Hey everyone, look who’s here! Greece heard we were having a crisis and decided to stop by…

The tail that wagged the Eurozone dog for fully three years is getting frisky again. Forget the stock market (although the 15% drop in the local benchmark index gives you a good enough idea of what’s going on): the real action is in the government bond market, and the signs there this week have been nothing short of disastrous.

The yield on Greece’s 10-year bond has shot up to 8.92% from only 6.53% in four brutal days, as predictions of a third recession in five years and the lowest inflation rate since 2009 have intensified fears that the region will fall into a deflationary spiral.

The news flow has reminded everyone just how bad debt dynamics in the Eurozone are–a fact that had gotten lost amid complacent assumptions that the ECB would be able to nip in the bud any new bets on the Eurozone breaking up under the pressure of economic stagnation.

Greece, whose government debt will peak at 175% of gross domestic product next year, according to the IMF’s famously rosy forecasts, is the last country that can afford another recession and is, accordingly, the first to show the strain in the bond markets.

In truth, there shouldn’t be any reason to panic. The country isn’t due to lose its safety net from the Eurozone and IMF until early 2016. The European Commission rushed Thursday to assure markets that “there should be no doubt that Europe will continue to assist Greece in whatever way is necessary to ensure reasonable financing conditions for the Greek state and to smooth the path back to full and sustainable market access.”

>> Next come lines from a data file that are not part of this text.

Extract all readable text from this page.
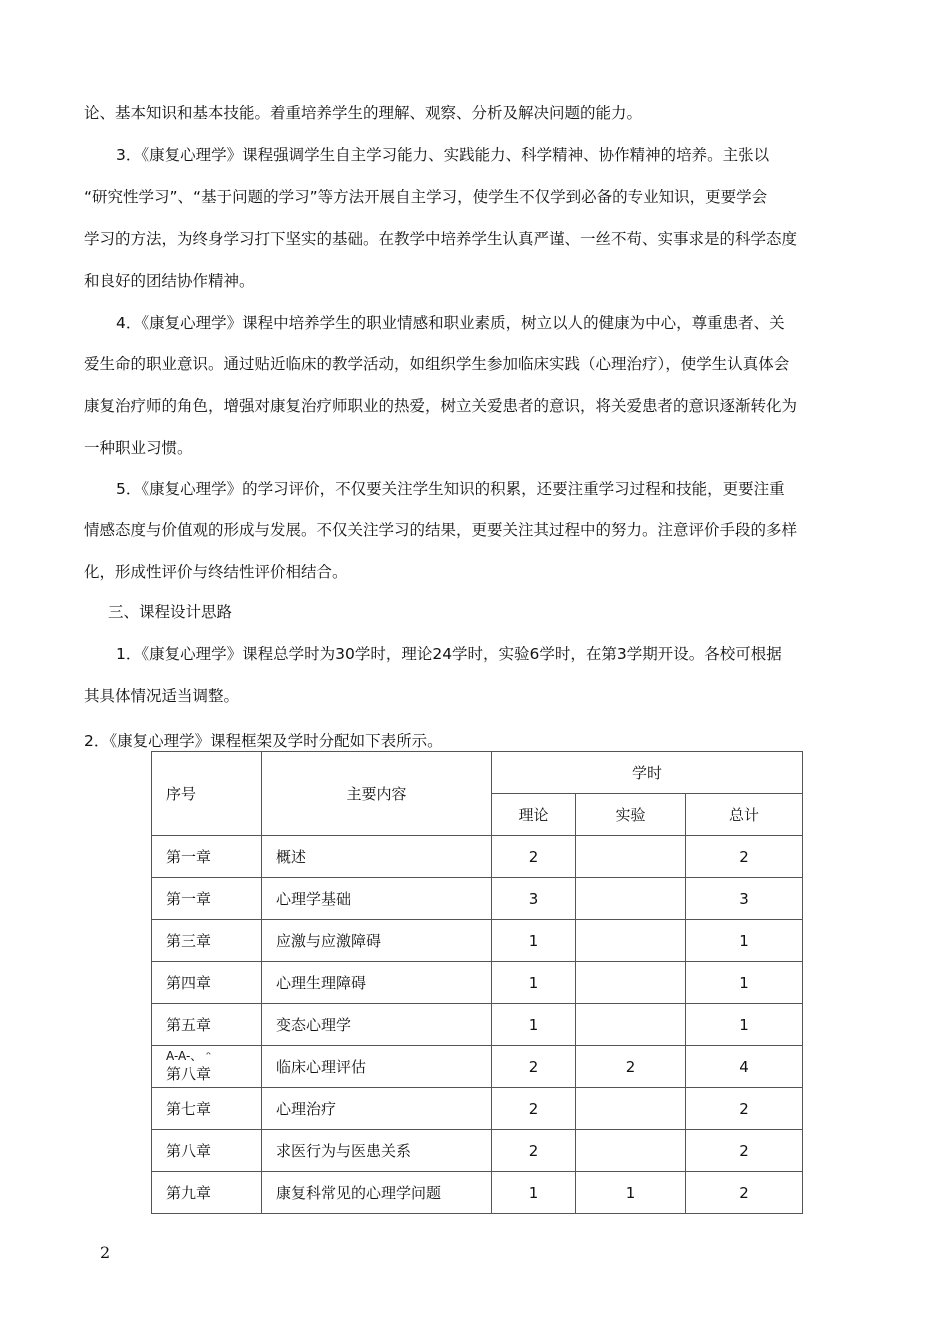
论、基本知识和基本技能。着重培养学生的理解、观察、分析及解决问题的能力。
3．《康复心理学》课程强调学生自主学习能力、实践能力、科学精神、协作精神的培养。主张以
“研究性学习”、“基于问题的学习”等方法开展自主学习，使学生不仅学到必备的专业知识，更要学会
学习的方法，为终身学习打下坚实的基础。在教学中培养学生认真严谨、一丝不苟、实事求是的科学态度
和良好的团结协作精神。
4．《康复心理学》课程中培养学生的职业情感和职业素质，树立以人的健康为中心，尊重患者、关
爱生命的职业意识。通过贴近临床的教学活动，如组织学生参加临床实践（心理治疗），使学生认真体会
康复治疗师的角色，增强对康复治疗师职业的热爱，树立关爱患者的意识，将关爱患者的意识逐渐转化为
一种职业习惯。
5．《康复心理学》的学习评价，不仅要关注学生知识的积累，还要注重学习过程和技能，更要注重
情感态度与价值观的形成与发展。不仅关注学习的结果，更要关注其过程中的努力。注意评价手段的多样
化，形成性评价与终结性评价相结合。
三、课程设计思路
1．《康复心理学》课程总学时为30学时，理论24学时，实验6学时，在第3学期开设。各校可根据
其具体情况适当调整。
2．《康复心理学》课程框架及学时分配如下表所示。
序号	主要内容	学时		
		理论	实验	总计
第一章	概述	2		2
第一章	心理学基础	3		3
第三章	应激与应激障碍	1		1
第四章	心理生理障碍	1		1
第五章	变态心理学	1		1

A-A-、 ᵔ
第八章	临床心理评估	2	2	4
第七章	心理治疗	2		2
第八章	求医行为与医患关系	2		2
第九章	康复科常见的心理学问题	1	1	2
2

Secondly, bond traders point out that there is so little trading in the Greek market that it doesn’t take much in the way of news to move yields a long way–especially since much of the market is held by speculative investors, with no real conviction about Greece’s essential creditworthiness.

So why the palaver? In a word, politics. The coalition of mainstream parties that has led the country for the last three years was thoroughly beaten by the radical left-wing party Syriza in elections to the European Parliament in May this year and Syriza’s lead in the polls has only widened since, creating speculation that elections to the (largely ceremonial) post of president next year could trigger a fresh political crisis and early elections.

Desperate for a vote-winning Big Idea, center-right Prime Minister Antonis Samaras has been dropping heavy hints that he’d like to exit the bailout program early (as Ireland and Portugal already have done), and send the loathed “Troika” representatives packing.

With the ECB’s rate cuts and Mario Draghi pledging “accommodative” monetary policy for “an extended period of time,” that policy looked like a no-brainer: no more po-faced foreigners ordering civil servants to be fired, no more forced tax increases and spending cuts, no more dismantling of cherished national taboos.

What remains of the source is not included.